In a certain titration experiment,

1) when $$\ce{KIO3}$$ solution is added to $$\ce{KI}$$, the $$\ce{I-}$$ ion is oxidised to the triiodide complex, $$\ce{I3-}$$

$$\ce{IO3- + 8 I- -> 3 I3- + 3H2O}\tag{1}$$

2) Ascorbic acid immediately reduces the triiodide complex to the colourless $$\ce{I}^-$$ ion.

$$\ce{C6H8O6 + I3^- + H_2O -> C6H8O7 + 3I^- + 2H+}\tag{2}$$

3) When all the ascorbic acid is reacted with $$\ce{I3}^-$$ , the excess $$\ce{I3}^-$$ will react with the starch solution to form a deep blue $$\ce{I3}^-$$ starch complex.
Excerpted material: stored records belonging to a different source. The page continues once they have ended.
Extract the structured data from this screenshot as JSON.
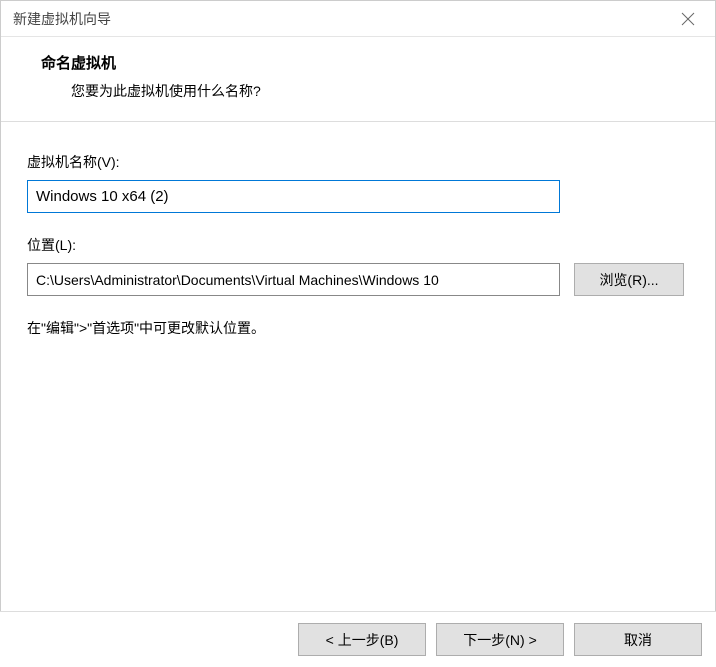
{
  "titlebar": {
    "title": "新建虚拟机向导"
  },
  "header": {
    "heading": "命名虚拟机",
    "subheading": "您要为此虚拟机使用什么名称?"
  },
  "fields": {
    "name_label": "虚拟机名称(V):",
    "name_value": "Windows 10 x64 (2)",
    "location_label": "位置(L):",
    "location_value": "C:\\Users\\Administrator\\Documents\\Virtual Machines\\Windows 10",
    "browse_label": "浏览(R)..."
  },
  "hint": "在\"编辑\">\"首选项\"中可更改默认位置。",
  "footer": {
    "back_label": "< 上一步(B)",
    "next_label": "下一步(N) >",
    "cancel_label": "取消"
  }
}
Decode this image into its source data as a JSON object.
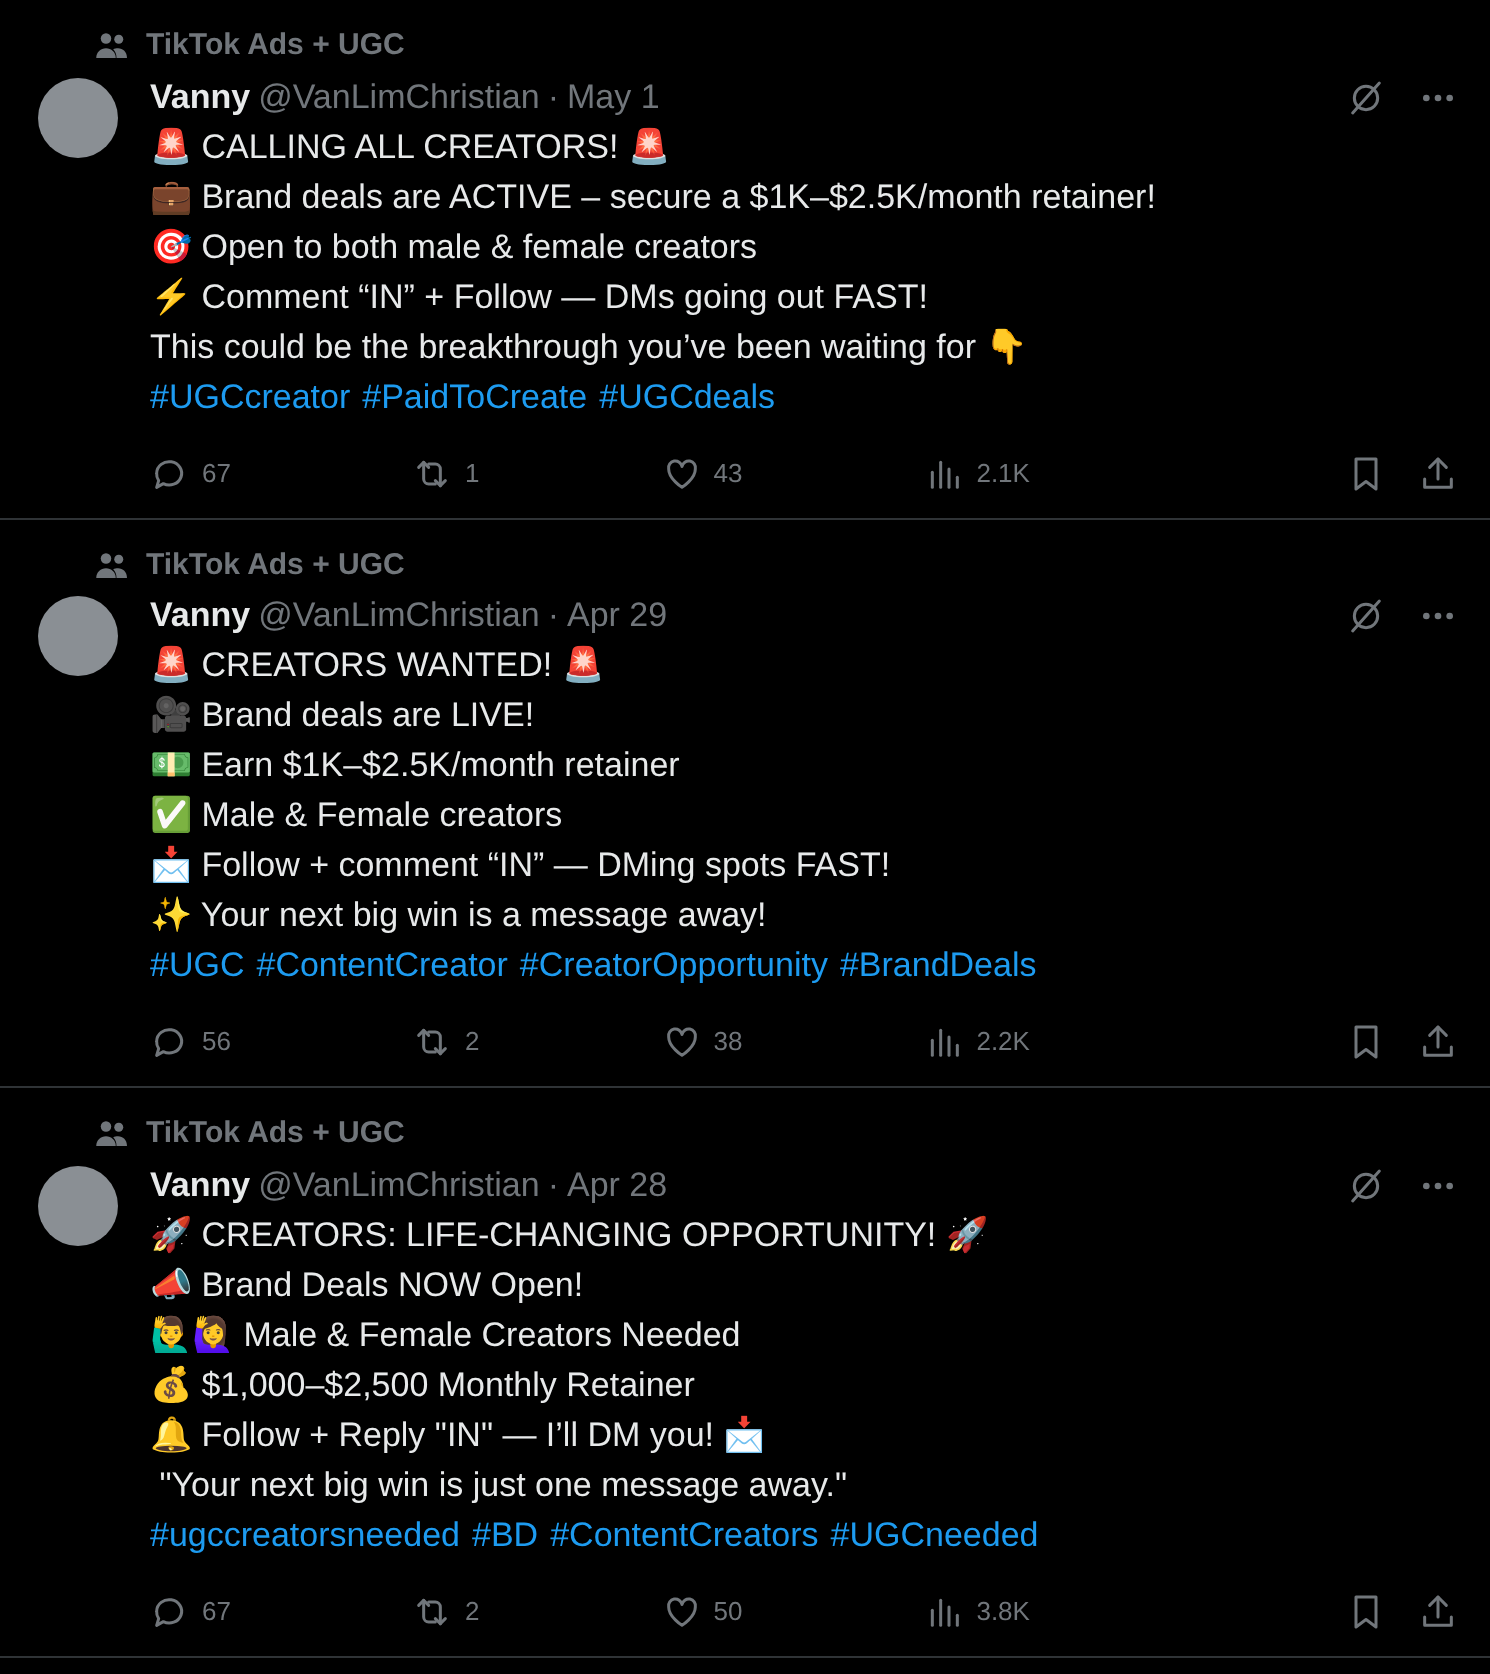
{
  "tweets": [
    {
      "context": "TikTok Ads + UGC",
      "name": "Vanny",
      "handle": "@VanLimChristian",
      "separator": "·",
      "date": "May 1",
      "lines": [
        "🚨 CALLING ALL CREATORS! 🚨",
        "💼 Brand deals are ACTIVE – secure a $1K–$2.5K/month retainer!",
        "🎯 Open to both male & female creators",
        "⚡ Comment “IN” + Follow — DMs going out FAST!",
        "This could be the breakthrough you’ve been waiting for 👇"
      ],
      "hashtags": [
        "#UGCcreator",
        "#PaidToCreate",
        "#UGCdeals"
      ],
      "replies": "67",
      "reposts": "1",
      "likes": "43",
      "views": "2.1K"
    },
    {
      "context": "TikTok Ads + UGC",
      "name": "Vanny",
      "handle": "@VanLimChristian",
      "separator": "·",
      "date": "Apr 29",
      "lines": [
        "🚨 CREATORS WANTED! 🚨",
        "🎥 Brand deals are LIVE!",
        "💵 Earn $1K–$2.5K/month retainer",
        "✅ Male & Female creators",
        "📩 Follow + comment “IN” — DMing spots FAST!",
        "✨ Your next big win is a message away!"
      ],
      "hashtags": [
        "#UGC",
        "#ContentCreator",
        "#CreatorOpportunity",
        "#BrandDeals"
      ],
      "replies": "56",
      "reposts": "2",
      "likes": "38",
      "views": "2.2K"
    },
    {
      "context": "TikTok Ads + UGC",
      "name": "Vanny",
      "handle": "@VanLimChristian",
      "separator": "·",
      "date": "Apr 28",
      "lines": [
        "🚀 CREATORS: LIFE-CHANGING OPPORTUNITY! 🚀",
        "📣 Brand Deals NOW Open!",
        "🙋‍♂️🙋‍♀️ Male & Female Creators Needed",
        "💰 $1,000–$2,500 Monthly Retainer",
        "🔔 Follow + Reply \"IN\" — I’ll DM you! 📩",
        " \"Your next big win is just one message away.\""
      ],
      "hashtags": [
        "#ugccreatorsneeded",
        "#BD",
        "#ContentCreators",
        "#UGCneeded"
      ],
      "replies": "67",
      "reposts": "2",
      "likes": "50",
      "views": "3.8K"
    }
  ]
}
$$\ce{I3^- \text{ + Starch} -> I3^-}\text{- starch complex}\tag{3}$$

At the experiment I have the moles of $$\ce{KIO3}$$ let’s say $$0.1$$ moles.

If I want to find the moles of $$\ce{C6H8O6}$$ can I say that the mole fraction is -> $$\ce{IO3^-} : \ce{I3-} : \ce{C6H8O7}$$ is $$1:3:1$$ ? Meaning the moles of $$\ce{C6H8O7}$$ is $$0.1$$ moles

• Try using equivalents concept. It is more effective – thewitness Nov 7 '18 at 5:41

$$\ce{IO3- + 8 I- -> 3 I3- + 3H2O}\tag{1}$$
$$\ce{3C6H8O6 + 3I3^- + 3H_2O -> 3C6H8O7 + 9I^- + 6H+}\tag{2a}$$
$$\ce{IO3- + 3C6H8O6 -> 3C6H8O7 + I^- + 6H+}\tag{4}$$
So $$\ce{IO3- \text{ to} C6H8O6}$$ is 1::3.